Cape Breton Post

School board will welcome refugee students

- BY LAURA JEAN GRANT ljgrant@cbpost.com

While details are few at this point, Cape Breton-Victoria Regional School Board officials are preparing for the possibilit­y of welcoming Syrian refugee students.

Cathy Viva, acting director of programs and students services with the board, said they haven’t been given any indication of how many Syrian refugee students may be coming into their system, or when. But the board is well aware of community efforts to bring up to 100 families to Cape Breton under the federally-sponsored refugee initiative.

“We’re certainly looking forward to having students and we’re expecting that we will,” said Viva.
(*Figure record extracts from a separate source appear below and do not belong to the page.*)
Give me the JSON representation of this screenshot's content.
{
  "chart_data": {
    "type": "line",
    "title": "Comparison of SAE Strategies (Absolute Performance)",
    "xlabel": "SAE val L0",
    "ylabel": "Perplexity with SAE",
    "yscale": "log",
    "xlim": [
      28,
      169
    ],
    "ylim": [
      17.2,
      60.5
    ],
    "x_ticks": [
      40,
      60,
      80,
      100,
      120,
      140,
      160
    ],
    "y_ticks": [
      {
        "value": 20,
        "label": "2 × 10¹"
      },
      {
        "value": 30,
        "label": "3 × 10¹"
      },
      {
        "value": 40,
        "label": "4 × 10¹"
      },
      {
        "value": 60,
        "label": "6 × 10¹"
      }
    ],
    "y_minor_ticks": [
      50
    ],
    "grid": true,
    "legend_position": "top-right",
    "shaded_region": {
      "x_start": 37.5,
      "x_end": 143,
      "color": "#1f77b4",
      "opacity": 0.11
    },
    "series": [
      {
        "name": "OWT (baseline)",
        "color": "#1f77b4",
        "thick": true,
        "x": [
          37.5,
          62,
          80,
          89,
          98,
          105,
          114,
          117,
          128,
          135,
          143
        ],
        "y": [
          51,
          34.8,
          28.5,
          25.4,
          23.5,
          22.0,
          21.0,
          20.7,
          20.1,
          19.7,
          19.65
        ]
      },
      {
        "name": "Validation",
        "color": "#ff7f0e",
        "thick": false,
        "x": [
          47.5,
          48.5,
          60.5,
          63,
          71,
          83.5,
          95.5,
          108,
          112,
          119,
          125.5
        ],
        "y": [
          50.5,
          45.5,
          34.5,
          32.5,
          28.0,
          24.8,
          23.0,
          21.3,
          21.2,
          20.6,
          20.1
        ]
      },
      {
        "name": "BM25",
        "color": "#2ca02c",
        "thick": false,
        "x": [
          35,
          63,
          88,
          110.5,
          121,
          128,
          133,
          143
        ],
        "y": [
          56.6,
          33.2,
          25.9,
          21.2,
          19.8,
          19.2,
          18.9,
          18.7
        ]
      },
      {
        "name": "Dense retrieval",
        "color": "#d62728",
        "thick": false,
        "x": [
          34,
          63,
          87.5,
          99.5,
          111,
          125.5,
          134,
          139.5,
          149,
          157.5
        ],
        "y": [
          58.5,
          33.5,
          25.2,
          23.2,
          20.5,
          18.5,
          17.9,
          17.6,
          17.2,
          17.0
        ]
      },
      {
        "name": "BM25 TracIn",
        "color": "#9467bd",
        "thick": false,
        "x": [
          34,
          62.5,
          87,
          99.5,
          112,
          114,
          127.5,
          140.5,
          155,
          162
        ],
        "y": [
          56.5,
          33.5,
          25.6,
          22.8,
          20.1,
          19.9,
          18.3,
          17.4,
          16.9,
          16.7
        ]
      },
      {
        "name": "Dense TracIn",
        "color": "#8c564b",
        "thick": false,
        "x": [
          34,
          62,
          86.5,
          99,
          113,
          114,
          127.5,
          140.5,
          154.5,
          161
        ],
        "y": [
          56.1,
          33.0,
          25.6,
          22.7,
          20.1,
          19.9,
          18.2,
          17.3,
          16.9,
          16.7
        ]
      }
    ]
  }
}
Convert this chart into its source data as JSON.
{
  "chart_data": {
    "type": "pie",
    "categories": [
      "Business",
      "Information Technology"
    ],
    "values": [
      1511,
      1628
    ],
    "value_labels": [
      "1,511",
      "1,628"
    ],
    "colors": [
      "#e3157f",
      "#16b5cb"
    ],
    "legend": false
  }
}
Viva said they’re depending on government and community partners to give them as much of a heads-up as possible about the number of refugee students that may be entering schools in the Cape Breton-Victoria board in the months ahead.
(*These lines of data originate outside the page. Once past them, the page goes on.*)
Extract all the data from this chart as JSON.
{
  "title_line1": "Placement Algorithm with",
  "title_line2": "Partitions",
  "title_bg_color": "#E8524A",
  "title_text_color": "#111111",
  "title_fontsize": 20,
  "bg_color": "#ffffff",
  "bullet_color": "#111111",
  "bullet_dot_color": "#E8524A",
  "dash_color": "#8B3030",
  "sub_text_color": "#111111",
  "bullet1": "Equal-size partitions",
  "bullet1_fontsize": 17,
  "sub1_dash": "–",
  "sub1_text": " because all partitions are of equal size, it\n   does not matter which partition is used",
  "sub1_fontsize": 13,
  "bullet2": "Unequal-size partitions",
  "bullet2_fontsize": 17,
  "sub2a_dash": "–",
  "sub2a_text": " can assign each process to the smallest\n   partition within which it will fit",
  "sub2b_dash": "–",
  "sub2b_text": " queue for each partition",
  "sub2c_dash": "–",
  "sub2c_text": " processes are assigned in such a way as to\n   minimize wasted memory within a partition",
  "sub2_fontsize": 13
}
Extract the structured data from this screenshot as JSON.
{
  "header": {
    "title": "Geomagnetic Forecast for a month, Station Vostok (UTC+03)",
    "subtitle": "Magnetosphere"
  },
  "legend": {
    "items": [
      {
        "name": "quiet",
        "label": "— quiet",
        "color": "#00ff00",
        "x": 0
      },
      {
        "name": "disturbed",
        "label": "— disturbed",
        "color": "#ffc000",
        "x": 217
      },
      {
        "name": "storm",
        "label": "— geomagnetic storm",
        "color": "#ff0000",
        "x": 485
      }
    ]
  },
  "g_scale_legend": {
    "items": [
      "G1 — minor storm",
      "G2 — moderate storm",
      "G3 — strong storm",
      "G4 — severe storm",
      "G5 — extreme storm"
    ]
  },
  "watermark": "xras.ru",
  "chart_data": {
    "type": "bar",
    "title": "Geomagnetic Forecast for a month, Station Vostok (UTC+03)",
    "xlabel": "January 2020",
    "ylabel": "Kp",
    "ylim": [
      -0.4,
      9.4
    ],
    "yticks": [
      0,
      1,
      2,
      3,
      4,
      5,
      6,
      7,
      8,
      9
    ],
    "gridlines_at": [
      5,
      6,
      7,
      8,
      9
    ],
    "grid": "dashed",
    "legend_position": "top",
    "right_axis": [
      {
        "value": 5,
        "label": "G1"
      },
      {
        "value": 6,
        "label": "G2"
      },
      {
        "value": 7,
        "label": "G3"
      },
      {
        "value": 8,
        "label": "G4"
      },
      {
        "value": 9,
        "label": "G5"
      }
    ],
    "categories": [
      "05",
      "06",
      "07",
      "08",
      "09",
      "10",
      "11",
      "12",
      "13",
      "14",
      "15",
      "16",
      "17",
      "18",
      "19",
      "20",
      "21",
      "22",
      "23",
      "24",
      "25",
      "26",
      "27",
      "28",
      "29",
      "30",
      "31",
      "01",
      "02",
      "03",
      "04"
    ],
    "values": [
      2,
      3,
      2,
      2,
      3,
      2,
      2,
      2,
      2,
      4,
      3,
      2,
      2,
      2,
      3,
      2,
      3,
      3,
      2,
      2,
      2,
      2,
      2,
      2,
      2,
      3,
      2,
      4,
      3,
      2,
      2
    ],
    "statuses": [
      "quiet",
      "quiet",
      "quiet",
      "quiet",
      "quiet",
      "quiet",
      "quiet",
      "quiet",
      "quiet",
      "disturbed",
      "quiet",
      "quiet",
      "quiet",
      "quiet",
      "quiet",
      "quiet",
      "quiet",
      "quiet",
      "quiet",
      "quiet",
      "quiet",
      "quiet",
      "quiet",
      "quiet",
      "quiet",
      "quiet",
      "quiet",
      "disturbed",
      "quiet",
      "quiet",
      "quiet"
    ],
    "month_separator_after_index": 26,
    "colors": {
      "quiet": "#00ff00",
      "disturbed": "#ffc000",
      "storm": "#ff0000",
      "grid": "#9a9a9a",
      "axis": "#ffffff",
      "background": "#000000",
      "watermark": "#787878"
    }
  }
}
“Certainly if we heard that there was a large number coming we would have to regroup and look at the resources that we have and direct them where they need to be,” she said.

Viva said many board employees do have lots of experience working with and educating students who have little to no English.

“We’ve had quite an increase in the number of landed immigrant families in our area in the past couple of years and we have an internatio­nal student program, the Nova Scotia Internatio­nal Student Program, and our numbers with that have also increased over the past couple of years,” she said, noting, “We welcome students from 38 countries and they come to us generally in September and in February and they stay from three months to six months to a year, up to three years.”

Viva said English as Additional Language (EAL) supports would be put in place for any Syrian refugee students who come into their system.

“Our EAL teachers assist classroom teachers and school staff with supporting the student throughout the school day,” explained Viva. “And they also do direct teaching with them and it’s to build that vocabulary as quickly as they can, with meaning, because they may get the words but if they don’t know what the words mean, it’s really hard for them to be able to participat­e in school.”